Cosa in particolare non l’ha convinta a Madrid?
“Non entro nel merito delle questioni tecniche, ma la verità è che purtroppo sugli episodi e sull’atteggiamento le cose non sono andate come dovevano andare. E’ stata persa una battaglia, però la guerra sportiva continua e conta soprattutto quella. Ora basta con i passi falsi da qui a novembre. Dobbiamo prepararci bene anche per l’eventuale spareggio”.
In Europa sono stati spesi oltre 4.000 milioni in questa sessione estiva del calciomercato e l’Italia con 820 milioni è dietro alla sola Premier League inglese. Lei pensa che si è presa la direzione degli investimenti intelligenti o considera la spesa eccessiva?
“Le cifre sono considerevoli. L’aspetto fondamentale è il rispetto delle regole, cioè se tutto è stato fatto tenendo conto del fair play finanziario. Abbiamo visto che Roma e Inter sono state sottoposte a vincoli rigidi e si sono comportate di conseguenza. Il Milan è stato più libero di agire e ha ricostruito. Il fatto è che in generale ci sono dei club con dei proprietari ben definiti e ce ne sono altri in mano a uno Stato o a un fondo. Questa cosa non mi piace”.
Stadi da ammodernare o da rifare: le sfide vinte a Torino, Udine e prima ancora a Reggio Emilia fanno da traino?

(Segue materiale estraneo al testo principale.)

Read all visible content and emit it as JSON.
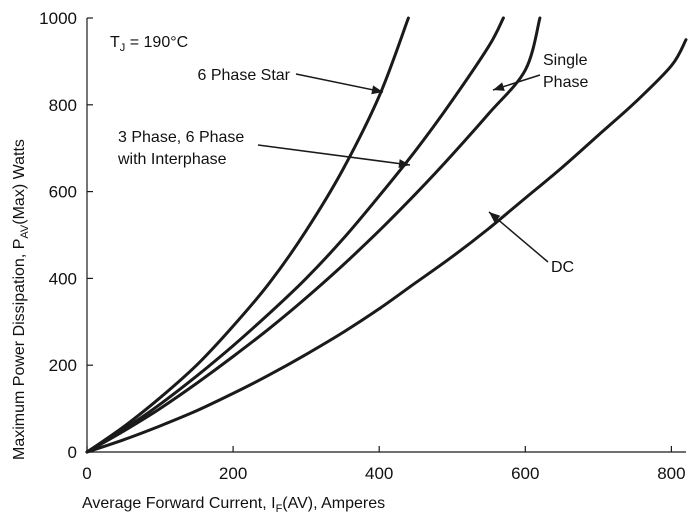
{
  "chart_data": {
    "type": "line",
    "x_axis": {
      "label_main": "Average Forward Current, I",
      "label_sub": "F",
      "label_tail": "(AV), Amperes",
      "range": [
        0,
        820
      ],
      "ticks": [
        0,
        200,
        400,
        600,
        800
      ],
      "tick_labels": [
        "0",
        "200",
        "400",
        "600",
        "800"
      ]
    },
    "y_axis": {
      "label_main": "Maximum Power Dissipation, P",
      "label_sub": "AV",
      "label_tail": "(Max) Watts",
      "range": [
        0,
        1000
      ],
      "ticks": [
        0,
        200,
        400,
        600,
        800,
        1000
      ],
      "tick_labels": [
        "0",
        "200",
        "400",
        "600",
        "800",
        "1000"
      ]
    },
    "condition": {
      "main": "T",
      "sub": "J",
      "tail": " = 190°C"
    },
    "grid": false,
    "series": [
      {
        "name": "6 Phase Star",
        "x": [
          0,
          50,
          100,
          150,
          200,
          250,
          300,
          350,
          400,
          440
        ],
        "y": [
          0,
          58,
          125,
          200,
          290,
          390,
          510,
          650,
          820,
          1000
        ]
      },
      {
        "name": "3 Phase, 6 Phase with Interphase",
        "x": [
          0,
          50,
          100,
          150,
          200,
          250,
          300,
          350,
          400,
          450,
          500,
          550,
          570
        ],
        "y": [
          0,
          52,
          110,
          175,
          245,
          320,
          400,
          490,
          590,
          695,
          810,
          935,
          1000
        ]
      },
      {
        "name": "Single Phase",
        "x": [
          0,
          50,
          100,
          150,
          200,
          250,
          300,
          350,
          400,
          450,
          500,
          550,
          600,
          620
        ],
        "y": [
          0,
          48,
          100,
          158,
          220,
          285,
          355,
          430,
          510,
          595,
          685,
          780,
          880,
          1000
        ]
      },
      {
        "name": "DC",
        "x": [
          0,
          50,
          100,
          150,
          200,
          250,
          300,
          350,
          400,
          450,
          500,
          550,
          600,
          650,
          700,
          750,
          800,
          820
        ],
        "y": [
          0,
          28,
          60,
          95,
          135,
          178,
          225,
          275,
          330,
          390,
          450,
          515,
          585,
          655,
          730,
          805,
          890,
          950
        ]
      }
    ],
    "labels": [
      {
        "series": 0,
        "lines": [
          "6 Phase Star"
        ],
        "align": "end"
      },
      {
        "series": 1,
        "lines": [
          "3 Phase, 6 Phase",
          "with Interphase"
        ],
        "align": "start"
      },
      {
        "series": 2,
        "lines": [
          "Single",
          "Phase"
        ],
        "align": "start"
      },
      {
        "series": 3,
        "lines": [
          "DC"
        ],
        "align": "start"
      }
    ]
  }
}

“E’ un processo obbligato, si deve partire da lì. Mi sono speso tantissimo su questo e non riguarda solo il calcio, perché una disciplina sportiva per essere competitiva e portata avanti al meglio deve avere gli impianti adeguati. E’ come la casa per una famiglia. Sono stati bravi a Torino, così come Pozzo e Squinzi. Agli inizi degli anni ’90 sono state fatte delle scelte sbagliate. Non solo noi nel tempo abbiamo commesso errori, penso alla Germania che prima del 2006 era depressa e non riusciva ad avere una Bundesliga appetibile. Poi i tedeschi hanno saputo valorizzare bene il proprio prodotto e gli impianti sono stati determinanti. Da noi c’è un discorso condizionato dalla proprietà degli stadi: sono dei Comuni che li danno in concessione alle società, per nulla propense a investire soldi su qualcosa che non è loro”.